HINT 2: You may need more samples. Find out by looking at how the results change from run to run.
u5 <- replicate(REPS*5, list(double.sample(upper_threshold = .5)))
u5 %>%
map(~.$pvalue) %>%
unlist %>%
prop_positive()
## [1] 0.09022
u75 <- replicate(REPS*5, list(double.sample(upper_threshold = .75)))
u75 %>%
map(~.$pvalue) %>%
unlist %>%
prop_positive
## [1] 0.13864
u75 %>%
map(~length(.$data)) %>%
unlist %>%
table
## .
## 30 60 90 120 150 180 210 240 270 300 330 360
## 14951 9830 6235 4142 2859 2005 1565 1152 889 727 628 503
## 390 420 450 480 510 540 570 600 630 660 690 720
## 407 339 318 263 247 213 192 171 137 131 111 114
## 750 780 810 840 870 900 930 960 990 1020 1050 1080
## 100 92 76 76 70 74 46 55 50 51 48 36
## 1110 1140 1170 1200 1230 1260 1290 1320 1350 1380 1410 1440
## 53 37 32 35 27 33 37 28 25 20 20 24
## 1470 1500 1530 1560 1590 1620 1650 1680 1710 1740 1770 1800
## 19 16 21 19 13 22 25 14 12 17 14 16
## 1830 1860 1890 1920 1950 1980 2010 2040 2070 2100 2130 2160
## 15 9 9 10 11 16 5 16 8 9 9 5
## 2190 2220 2250 2280 2310 2340 2370 2400 2430 2460 2490 2520
## 8 9 11 8 7 11 7 4 7 6 6 3
## 2550 2580 2610 2640 2670 2700 2730 2760 2790 2820 2850 2880
## 3 3 4 5 3 6 6 1 4 1 7 5
## 2910 2940 2970 3000 3030 3060 3090 3120 3150 3180 3210 3240
## 4 7 5 3 3 3 4 1 3 4 1 1
## 3270 3300 3330 3360 3390 3420 3450 3480 3510 3540 3570 3600
## 1 1 5 5 1 3 6 2 2 2 2 4
## 3630 3660 3690 3720 3750 3780 3810 3840 3870 3900 3930 3960
## 4 4 2 1 2 2 1 3 3 3 2 3
## 3990 4020 4050 4080 4110 4170 4200 4230 4260 4320 4350 4380
## 1 2 2 1 1 1 2 2 2 2 1 1
## 4410 4440 4470 4530 4590 4620 4680 4710 4740 4770 4830 4860
## 1 3 2 3 2 1 1 2 4 1 3 3
## 4920 4980 5070 5100 5130 5190 5220 5280 5310 5340 5370 5400
## 2 3 3 1 3 1 1 1 1 1 1 1
## 5430 5460 5550 5580 5640 5670 5700 5730 5760 5790 5820 6120
## 2 1 2 1 1 1 1 1 1 1 3 2
## 6150 6420 6570 6720 6780 6870 6930 6990 7050 7320 7350 7470
## 1 2 1 1 1 2 1 1 1 1 2 1
## 7560 7590 7740 7770 7860 7950 8160 8190 8640 8700 9000 9420
## 1 1 1 1 1 1 1 1 1 2 1 1
## 9480 9660 9690 9720 9750 10020 10290 10320 10380 10410 10440 10500
## 1 2 1 1 1 1 1 1 1 1 2 1
## 10560 10800 10890 11040 11070 11160 11310 11610 11850 11880 11970 13260
## 1 1 1 1 1 1 1 1 1 1 1 1
## 13680 15030 16020 17700 19020 19290 19500 19590 20010 20640 22470 26370
## 1 1 1 1 1 1 1 1 1 1 1 1
## 30360 31110 32280 35550 35910 43320 53820 55140 60480 74520 75150 85050
## 1 1 1 1 1 1 1 1 1 1 1 1
u75 %>%
map(~length(.$data)) %>%
unlist %>%
qplot(binwidth = 10) +
scale_x_continuous(limits = c(0,1000))
## Warning: Removed 1232 rows containing non-finite values (stat_bin).

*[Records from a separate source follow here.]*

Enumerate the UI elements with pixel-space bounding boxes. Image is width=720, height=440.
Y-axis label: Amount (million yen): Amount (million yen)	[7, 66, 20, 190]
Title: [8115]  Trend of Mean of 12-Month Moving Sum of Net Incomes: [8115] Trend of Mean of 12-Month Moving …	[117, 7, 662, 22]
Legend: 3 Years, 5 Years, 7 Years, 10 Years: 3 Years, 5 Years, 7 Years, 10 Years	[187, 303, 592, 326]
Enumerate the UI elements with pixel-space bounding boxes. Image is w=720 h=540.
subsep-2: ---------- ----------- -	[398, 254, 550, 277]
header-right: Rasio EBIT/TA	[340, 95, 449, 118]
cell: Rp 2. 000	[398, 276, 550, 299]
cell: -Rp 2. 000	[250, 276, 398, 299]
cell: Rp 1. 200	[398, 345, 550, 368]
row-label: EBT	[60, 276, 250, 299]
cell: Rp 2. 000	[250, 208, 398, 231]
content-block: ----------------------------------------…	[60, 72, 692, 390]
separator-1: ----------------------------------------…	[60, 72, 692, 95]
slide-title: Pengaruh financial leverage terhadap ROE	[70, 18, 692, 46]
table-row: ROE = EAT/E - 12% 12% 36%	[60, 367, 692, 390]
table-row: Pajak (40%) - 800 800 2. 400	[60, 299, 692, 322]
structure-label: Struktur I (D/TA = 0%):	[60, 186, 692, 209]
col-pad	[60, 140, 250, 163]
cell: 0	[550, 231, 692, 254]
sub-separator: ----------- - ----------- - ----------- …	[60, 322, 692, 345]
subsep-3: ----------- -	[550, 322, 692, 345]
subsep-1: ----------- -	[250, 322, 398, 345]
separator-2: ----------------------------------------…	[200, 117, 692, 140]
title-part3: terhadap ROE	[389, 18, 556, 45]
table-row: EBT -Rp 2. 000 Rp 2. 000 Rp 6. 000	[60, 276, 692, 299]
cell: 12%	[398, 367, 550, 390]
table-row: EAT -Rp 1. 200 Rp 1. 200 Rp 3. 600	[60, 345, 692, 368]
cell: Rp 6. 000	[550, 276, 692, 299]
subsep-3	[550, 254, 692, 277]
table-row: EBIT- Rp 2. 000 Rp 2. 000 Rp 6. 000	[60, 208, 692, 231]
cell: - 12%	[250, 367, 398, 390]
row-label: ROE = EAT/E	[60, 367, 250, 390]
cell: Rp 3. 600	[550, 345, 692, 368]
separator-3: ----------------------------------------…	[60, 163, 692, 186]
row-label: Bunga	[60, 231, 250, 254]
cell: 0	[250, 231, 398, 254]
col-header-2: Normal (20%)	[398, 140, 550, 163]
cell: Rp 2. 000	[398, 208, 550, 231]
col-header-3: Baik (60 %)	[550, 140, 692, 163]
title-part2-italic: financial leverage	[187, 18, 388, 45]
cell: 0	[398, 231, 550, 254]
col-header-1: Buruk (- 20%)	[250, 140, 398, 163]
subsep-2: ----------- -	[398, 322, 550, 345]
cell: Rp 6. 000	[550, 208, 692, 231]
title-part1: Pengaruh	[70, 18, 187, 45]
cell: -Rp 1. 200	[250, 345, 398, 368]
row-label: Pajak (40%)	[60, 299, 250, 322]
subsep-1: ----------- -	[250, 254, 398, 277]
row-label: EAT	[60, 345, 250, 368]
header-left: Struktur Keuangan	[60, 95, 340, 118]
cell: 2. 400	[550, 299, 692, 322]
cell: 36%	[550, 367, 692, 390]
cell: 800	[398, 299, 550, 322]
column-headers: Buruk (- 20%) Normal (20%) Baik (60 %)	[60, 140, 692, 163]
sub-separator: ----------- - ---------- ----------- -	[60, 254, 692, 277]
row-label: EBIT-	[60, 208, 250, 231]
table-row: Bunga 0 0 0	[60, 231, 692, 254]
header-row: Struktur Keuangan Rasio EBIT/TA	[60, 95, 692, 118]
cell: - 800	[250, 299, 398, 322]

## Warning: Removed 2 rows containing missing values (geom_bar).
# This simulation is too computationally expensive to ever finish so I added a "killswitch"
# i.e. simulation will stop collecting participants if it exceeds that number
u1_k1000 <- replicate(REPS*3, list(double.sample(upper_threshold = 1, killswitch = 1000)))
u1_k1000 %>%
map(~.$pvalue) %>%
unlist %>%
prop_positive
## [1] 0.0993
# resulting sample sizes
u1_k1000 %>%
map(~length(.$data)) %>%
unlist %>%
table
## .
## 30 60 90 120 150 180 210 240 270 300 330 360
## 1493 1018 712 572 482 365 350 297 267 243 232 224
## 390 420 450 480 510 540 570 600 630 660 690 720
## 187 188 169 151 142 125 139 121 107 103 99 98
## 750 780 810 840 870 900 930 960 990 1020
## 102 88 88 84 89 73 73 87 67 21365
# another very sketchy p curve
u1_k1000 %>%
map(~.$pvalue) %>%
unlist %>%
data.frame(pvalue=.) %>%
ggplot(aes(x = pvalue, y = ..count..)) +
stat_bin(geom="line", binwidth = .01) +
scale_x_continuous(breaks=seq(0,1,.05))
What do you conclude on the basis of this simulation? How bad is this kind of data-dependent policy?
Optional stopping increases your false positive rate. The effect is particularly pronounced as you increase your upper threshold for calling it quits. Although, if you abide by an upper threshold of .25 and lower your alpha to .005, it seems to balance out to a false positive rate of about .05.